Le grand-orgue fut, au XX° siècle, le seul instrument qui ait retenu l'attention des facteurs d'orgues. L'orgue de chœur fut oublié mais, finalement, ce relatif abandon a permis qu’il soit resté aujourd’hui tel que Cavaillé-Coll l'a construit.

 

Le grand-orgue a suivi au cours du temps les exigences musicales des organistes de Saint-Godard. En 1924[10], les travaux de restauration furent confiés à Charles Mutin[11] qui avait repris la manufacture Cavaillé-Coll. Il changea quelques jeux, et aussi l'harmonisation des jeux d'anche. Pendant la seconde guerre mondiale, l'église ne fut pas bombardée, mais la verrière derrière l'orgue fut soufflée, et l'instrument endommagé par l'eau. Des travaux furent réalisés en 1960 par la maison Beuchet-Debierre et l'orgue fut alors inauguré par Marcel Dupré.

 

C'est en 1984, que Philippe Hartmann, facteur d'orgues au Havre restaura le grand-orgue. Certains jeux furent modifiés, notamment au positif, ainsi que le plein jeu de grand orgue qui comportait jusqu'alors des résultantes de 32 pieds.

 

Depuis cette dernière restauration, l'orgue n'a pas subi de travaux significatifs, et il attend, depuis son classement à l'Inventaire des Monuments Historiques en 1999, un relevage nécessaire.

 

De grands organistes sont venus donner un rétical à Saint-Godard : Odille Pierre, Carolyn Schuster et Philippe Sauvagen, Michel Chapuis, Louis Thiry, Jean Guillou, Pierre Cochereau et Jean-Jacques Grünenwald.

 

                                                                                                                           Benoît LECOQ

 



[1] William Lesseler dit Guillaume Lessélié est notamment le facteur du grand-orgue de la cathédrale du Havre, ainsi que de l'orgue de Saint-Martin de Boscherville.

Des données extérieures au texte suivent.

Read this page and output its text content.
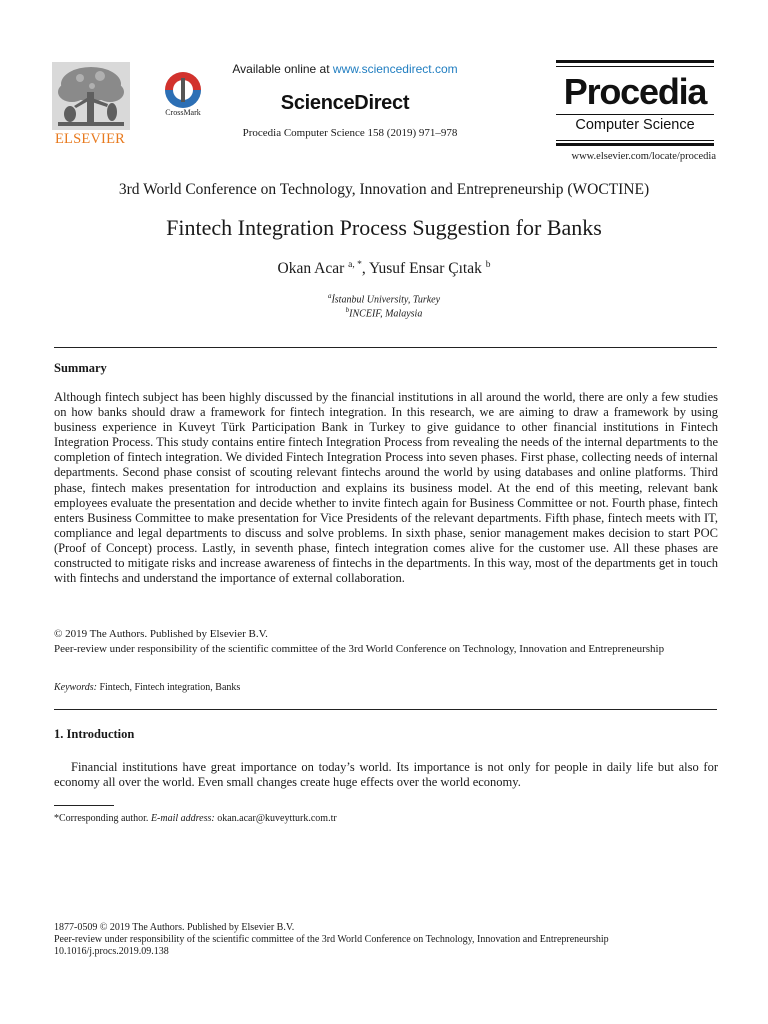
ELSEVIER
CrossMark
Available online at www.sciencedirect.com
ScienceDirect
Procedia Computer Science 158 (2019) 971–978
Procedia
Computer Science
www.elsevier.com/locate/procedia
3rd World Conference on Technology, Innovation and Entrepreneurship (WOCTINE)
Fintech Integration Process Suggestion for Banks
Okan Acar $^{a, *}$, Yusuf Ensar Çıtak $^b$
$^a$İstanbul University, Turkey
$^b$INCEIF, Malaysia
Summary
Although fintech subject has been highly discussed by the financial institutions in all around the world, there are only a few studies on how banks should draw a framework for fintech integration. In this research, we are aiming to draw a framework by using business experience in Kuveyt Türk Participation Bank in Turkey to give guidance to other financial institutions in Fintech Integration Process. This study contains entire fintech Integration Process from revealing the needs of the internal departments to the completion of fintech integration. We divided Fintech Integration Process into seven phases. First phase, collecting needs of internal departments. Second phase consist of scouting relevant fintechs around the world by using databases and online platforms. Third phase, fintech makes presentation for introduction and explains its business model. At the end of this meeting, relevant bank employees evaluate the presentation and decide whether to invite fintech again for Business Committee or not. Fourth phase, fintech enters Business Committee to make presentation for Vice Presidents of the relevant departments. Fifth phase, fintech meets with IT, compliance and legal departments to discuss and solve problems. In sixth phase, senior management makes decision to start POC (Proof of Concept) process. Lastly, in seventh phase, fintech integration comes alive for the customer use. All these phases are constructed to mitigate risks and increase awareness of fintechs in the departments. In this way, most of the departments get in touch with fintechs and understand the importance of external collaboration.
© 2019 The Authors. Published by Elsevier B.V.
Peer-review under responsibility of the scientific committee of the 3rd World Conference on Technology, Innovation and Entrepreneurship
Keywords: Fintech, Fintech integration, Banks
1. Introduction
Financial institutions have great importance on today’s world. Its importance is not only for people in daily life but also for economy all over the world. Even small changes create huge effects over the world economy.
*Corresponding author. E-mail address: okan.acar@kuveytturk.com.tr
1877-0509 © 2019 The Authors. Published by Elsevier B.V.
Peer-review under responsibility of the scientific committee of the 3rd World Conference on Technology, Innovation and Entrepreneurship
10.1016/j.procs.2019.09.138
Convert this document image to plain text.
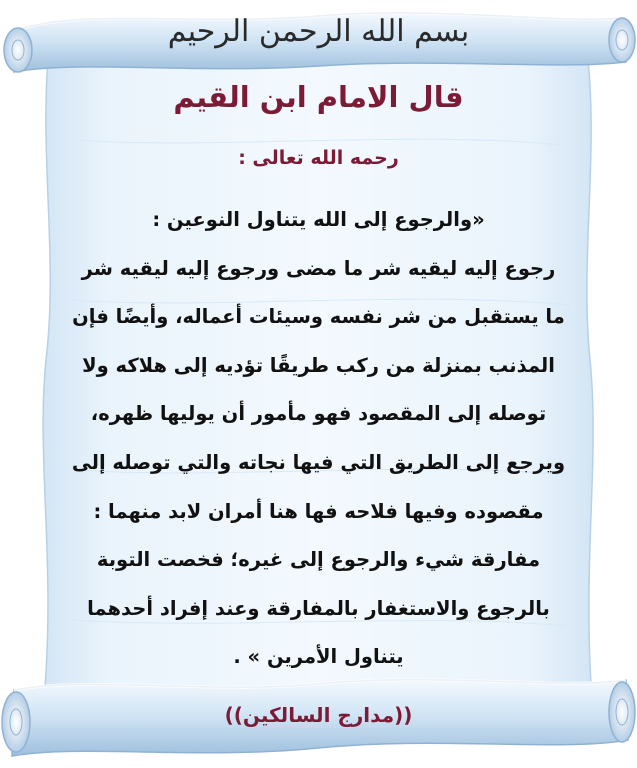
بسم الله الرحمن الرحيم
قال الامام ابن القيم
رحمه الله تعالى :
«والرجوع إلى الله يتناول النوعين :
رجوع إليه ليقيه شر ما مضى ورجوع إليه ليقيه شر
ما يستقبل من شر نفسه وسيئات أعماله، وأيضًا فإن
المذنب بمنزلة من ركب طريقًا تؤديه إلى هلاكه ولا
توصله إلى المقصود فهو مأمور أن يوليها ظهره،
ويرجع إلى الطريق التي فيها نجاته والتي توصله إلى
مقصوده وفيها فلاحه فها هنا أمران لابد منهما :
مفارقة شيء والرجوع إلى غيره؛ فخصت التوبة
بالرجوع والاستغفار بالمفارقة وعند إفراد أحدهما
يتناول الأمرين » .
((مدارج السالكين))
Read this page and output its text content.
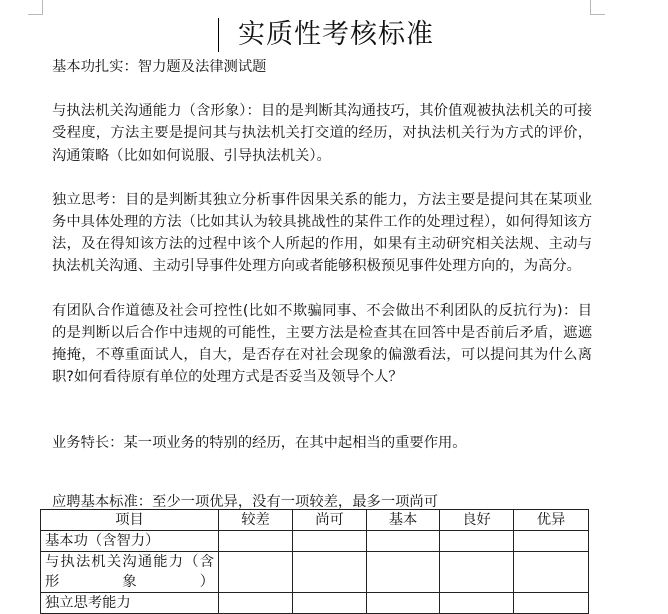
实质性考核标准

基本功扎实：智力题及法律测试题

与执法机关沟通能力（含形象）：目的是判断其沟通技巧，其价值观被执法机关的可接受程度，方法主要是提问其与执法机关打交道的经历，对执法机关行为方式的评价，沟通策略（比如如何说服、引导执法机关）。

独立思考：目的是判断其独立分析事件因果关系的能力，方法主要是提问其在某项业务中具体处理的方法（比如其认为较具挑战性的某件工作的处理过程），如何得知该方法，及在得知该方法的过程中该个人所起的作用，如果有主动研究相关法规、主动与执法机关沟通、主动引导事件处理方向或者能够积极预见事件处理方向的，为高分。

有团队合作道德及社会可控性(比如不欺骗同事、不会做出不利团队的反抗行为)：目的是判断以后合作中违规的可能性，主要方法是检查其在回答中是否前后矛盾，遮遮掩掩，不尊重面试人，自大，是否存在对社会现象的偏激看法，可以提问其为什么离职?如何看待原有单位的处理方式是否妥当及领导个人？

业务特长：某一项业务的特别的经历，在其中起相当的重要作用。

应聘基本标准：至少一项优异，没有一项较差，最多一项尚可

项目	较差	尚可	基本	良好	优异
基本功（含智力）					
与执法机关沟通能力（含形象）					
独立思考能力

[2] L'église Saint-Laurent est séparée d'une rue de celle de Saint-Godard. Elle est aujourd'hui un musée.

[3] Tout le mobilier fut soit attribué à la fabrique de l'église Saint-Ouen, soit vendu ou abandonné sur place.

[4] Archives Municipales de la Commune de Rouen.

[5] Les Archives Municipales mentionnent qu'un menuisier se serait servi du buffet pour honorer une créance.

[6] Le budget de la Fabrique en 1856 mentionne le traitement d'un organiste (Archives Municipales)

[7] Madame veuve Delahaye

[8] Procédé du nom de son inventeur anglais, qui permit, au moyen de soupapes intégrées dans la transmission mécanique, d'alléger le toucher du clavier.

[9] Alors qu'il n’est nullement fait allusion à quelques vestiges pour le grand-orgue, il est mentionné dans les devis d'Aristide Cavaillé-Coll, pour l'orgue de chœur, la reprise de certains matériaux par ces ateliers, ainsi que la réutilisation de certains éléments du buffet.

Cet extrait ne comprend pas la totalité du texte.